Just after World War II ended, U.S. soldiers smuggled the Third Reich’s top scientists and engineers to a Harbor Island fort — just a few miles from downtown Boston — to find out what they knew and what they could do for America in the Cold War. In this ninth installment of “Looking Out: A New View Of Boston Harbor,” WBUR looks at one of the last veterans who ran the secret camp.
The Kid And The Star
Henry Kolm had an interesting job as a 21-year-old.
He smuggled Nazi scientists into Boston Harbor.
He’d meet most of them off Nixes Mate, the smallest of the Harbor Islands — no more than gravel shoals — where a beacon warns ships coming into the harbor. Then, he and a Boston whaler captain named Corky would scoot them out to Long Island and a secret hotel fashioned from the barracks of the old Civil War derelict known as Fort Strong.

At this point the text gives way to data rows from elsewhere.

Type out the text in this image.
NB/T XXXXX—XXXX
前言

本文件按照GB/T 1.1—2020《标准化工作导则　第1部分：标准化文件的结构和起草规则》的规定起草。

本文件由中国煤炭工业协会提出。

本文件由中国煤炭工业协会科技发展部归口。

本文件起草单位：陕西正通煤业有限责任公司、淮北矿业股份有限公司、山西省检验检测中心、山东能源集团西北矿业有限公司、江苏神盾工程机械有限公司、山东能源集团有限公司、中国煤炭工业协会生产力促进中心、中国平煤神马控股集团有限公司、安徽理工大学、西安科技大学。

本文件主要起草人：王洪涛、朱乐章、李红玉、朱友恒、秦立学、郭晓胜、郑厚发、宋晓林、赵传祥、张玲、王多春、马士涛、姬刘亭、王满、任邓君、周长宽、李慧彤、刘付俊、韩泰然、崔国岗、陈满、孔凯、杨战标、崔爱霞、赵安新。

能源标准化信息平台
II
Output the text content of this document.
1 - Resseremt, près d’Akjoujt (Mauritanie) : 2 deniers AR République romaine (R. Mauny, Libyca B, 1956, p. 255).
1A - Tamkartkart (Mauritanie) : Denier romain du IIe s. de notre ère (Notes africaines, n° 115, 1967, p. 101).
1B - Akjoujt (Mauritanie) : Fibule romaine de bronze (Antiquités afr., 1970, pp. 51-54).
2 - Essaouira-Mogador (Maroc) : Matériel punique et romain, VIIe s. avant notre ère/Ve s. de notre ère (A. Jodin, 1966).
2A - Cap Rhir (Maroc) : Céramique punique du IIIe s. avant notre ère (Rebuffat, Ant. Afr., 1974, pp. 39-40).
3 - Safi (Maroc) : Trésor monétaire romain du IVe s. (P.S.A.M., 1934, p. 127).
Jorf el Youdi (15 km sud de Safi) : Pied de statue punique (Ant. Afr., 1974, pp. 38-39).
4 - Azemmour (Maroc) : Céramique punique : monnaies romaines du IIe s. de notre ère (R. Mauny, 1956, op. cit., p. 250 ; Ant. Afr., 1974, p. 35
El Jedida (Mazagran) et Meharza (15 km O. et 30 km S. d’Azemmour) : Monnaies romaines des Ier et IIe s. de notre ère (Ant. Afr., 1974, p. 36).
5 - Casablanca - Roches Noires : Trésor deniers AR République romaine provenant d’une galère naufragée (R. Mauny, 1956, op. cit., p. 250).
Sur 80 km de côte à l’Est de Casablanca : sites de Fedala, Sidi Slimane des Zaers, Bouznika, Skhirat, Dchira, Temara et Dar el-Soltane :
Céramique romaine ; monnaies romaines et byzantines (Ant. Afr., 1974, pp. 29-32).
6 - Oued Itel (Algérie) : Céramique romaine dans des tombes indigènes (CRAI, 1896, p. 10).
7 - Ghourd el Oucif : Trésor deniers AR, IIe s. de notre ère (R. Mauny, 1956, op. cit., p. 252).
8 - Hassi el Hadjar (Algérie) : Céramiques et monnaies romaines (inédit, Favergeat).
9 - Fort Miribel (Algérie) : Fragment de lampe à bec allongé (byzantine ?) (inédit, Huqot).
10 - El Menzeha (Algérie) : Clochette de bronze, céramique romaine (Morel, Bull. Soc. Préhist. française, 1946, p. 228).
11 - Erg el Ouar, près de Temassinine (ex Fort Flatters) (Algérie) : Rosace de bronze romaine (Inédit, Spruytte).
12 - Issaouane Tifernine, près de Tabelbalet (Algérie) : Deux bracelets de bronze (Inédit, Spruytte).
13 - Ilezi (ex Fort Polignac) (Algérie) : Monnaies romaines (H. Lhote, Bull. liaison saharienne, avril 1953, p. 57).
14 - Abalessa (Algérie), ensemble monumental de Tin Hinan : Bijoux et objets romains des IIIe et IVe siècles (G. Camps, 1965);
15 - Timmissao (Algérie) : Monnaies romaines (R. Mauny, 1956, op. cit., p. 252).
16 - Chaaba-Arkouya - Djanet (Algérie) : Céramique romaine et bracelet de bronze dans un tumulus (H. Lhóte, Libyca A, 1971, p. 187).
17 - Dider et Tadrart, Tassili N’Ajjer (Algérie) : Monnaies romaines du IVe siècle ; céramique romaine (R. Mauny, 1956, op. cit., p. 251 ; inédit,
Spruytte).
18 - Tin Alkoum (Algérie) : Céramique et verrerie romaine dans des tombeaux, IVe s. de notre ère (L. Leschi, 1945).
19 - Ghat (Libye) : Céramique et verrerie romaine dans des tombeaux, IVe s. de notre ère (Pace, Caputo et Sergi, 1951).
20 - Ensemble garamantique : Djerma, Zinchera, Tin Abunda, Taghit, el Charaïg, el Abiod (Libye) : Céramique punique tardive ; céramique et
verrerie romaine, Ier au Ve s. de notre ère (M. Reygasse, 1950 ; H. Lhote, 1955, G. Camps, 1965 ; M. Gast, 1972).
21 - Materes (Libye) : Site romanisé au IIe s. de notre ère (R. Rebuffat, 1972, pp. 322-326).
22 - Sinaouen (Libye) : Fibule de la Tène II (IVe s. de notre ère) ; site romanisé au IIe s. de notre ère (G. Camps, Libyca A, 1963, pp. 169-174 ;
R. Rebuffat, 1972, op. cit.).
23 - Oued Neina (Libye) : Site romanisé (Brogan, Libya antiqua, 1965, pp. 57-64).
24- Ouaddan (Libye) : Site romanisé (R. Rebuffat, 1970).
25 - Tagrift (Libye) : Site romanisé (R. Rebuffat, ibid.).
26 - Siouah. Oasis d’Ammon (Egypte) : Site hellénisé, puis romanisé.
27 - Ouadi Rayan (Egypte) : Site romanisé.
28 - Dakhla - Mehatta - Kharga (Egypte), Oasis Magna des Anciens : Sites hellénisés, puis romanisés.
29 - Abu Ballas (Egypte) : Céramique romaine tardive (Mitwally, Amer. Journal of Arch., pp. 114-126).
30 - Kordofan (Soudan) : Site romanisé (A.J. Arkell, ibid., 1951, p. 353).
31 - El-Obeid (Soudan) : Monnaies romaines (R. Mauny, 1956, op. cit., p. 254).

The prize get, the leader of the pack and the star of the show at Fort Strong was Wernher von Braun, Germany’s uber-engineer of rockets — most notoriously the V-2. Long after WWII ended, when the terror of those missiles was well back in history, satirist Tom Lehrer could sing:
“Gather round while I sing you of Wernher von Braun,
A man whose allegiance is ruled by expedience.
Call him a Nazi he won’t even frown,
Nazi, Schmazi says Wernher von Braun.”
But the ridicule would only come later — only after Walt Disney made him famous, Time Magazine put him on the cover and one of his rockets put America’s first satellite in space.
And to think von Braun began his American career right here in Boston Harbor. And secretly at that.
“They all had to be smuggled into the country,” Henry Kolm said the last time we spoke.
Kolm was a newly minted American, working as a U.S. Army intelligence officer at the end of WWII. At a secret installation near Washington, D.C., (an operation code-named “P.O. Box 1142″) he’d had the job of interrogating Nazi prisoners, when he and a dozen others were assigned to Boston to set up “Project Paperclip.”
Fort Strong may be only a few miles from downtown as the crow flies, but Kolm and the Project Paperclip team covered its tracks so well that practically no one knew then and no one knows now that von Braun and the technology stars of the Third Reich were ever here.
Rocket Man And The Americanization Of Hitler’s ‘Professor’
“We had a mess hall and the Germans gave each other lectures,” Kolm remembered. “They called this place where they stayed ‘the Haus der Deutschen Wissenschaft,’ the House of German Science.”
If it weren’t such a secret, they could have put up a marquee and called it “Wernher von Braun’s House of German Science.”
Kolm’s assignment was to repackage von Braun and his fellow engineers and scientists as Americans.
If von Braun’s second act as an American was spectacular, his first act as a native German had been outrageous and spectacular. An early enthusiast of rocketry and a dreamer of space travel, von Braun led the team (from the age of 25) that designed and manufactured the V-2 rockets that slammed into London and Antwerp at four times the speed of sound.
Toward the end of the war, von Braun and his team were knighted by the Third Reich. Hitler fondly dubbed him “the professor.” His V-2s were the world’s first ballistic missiles.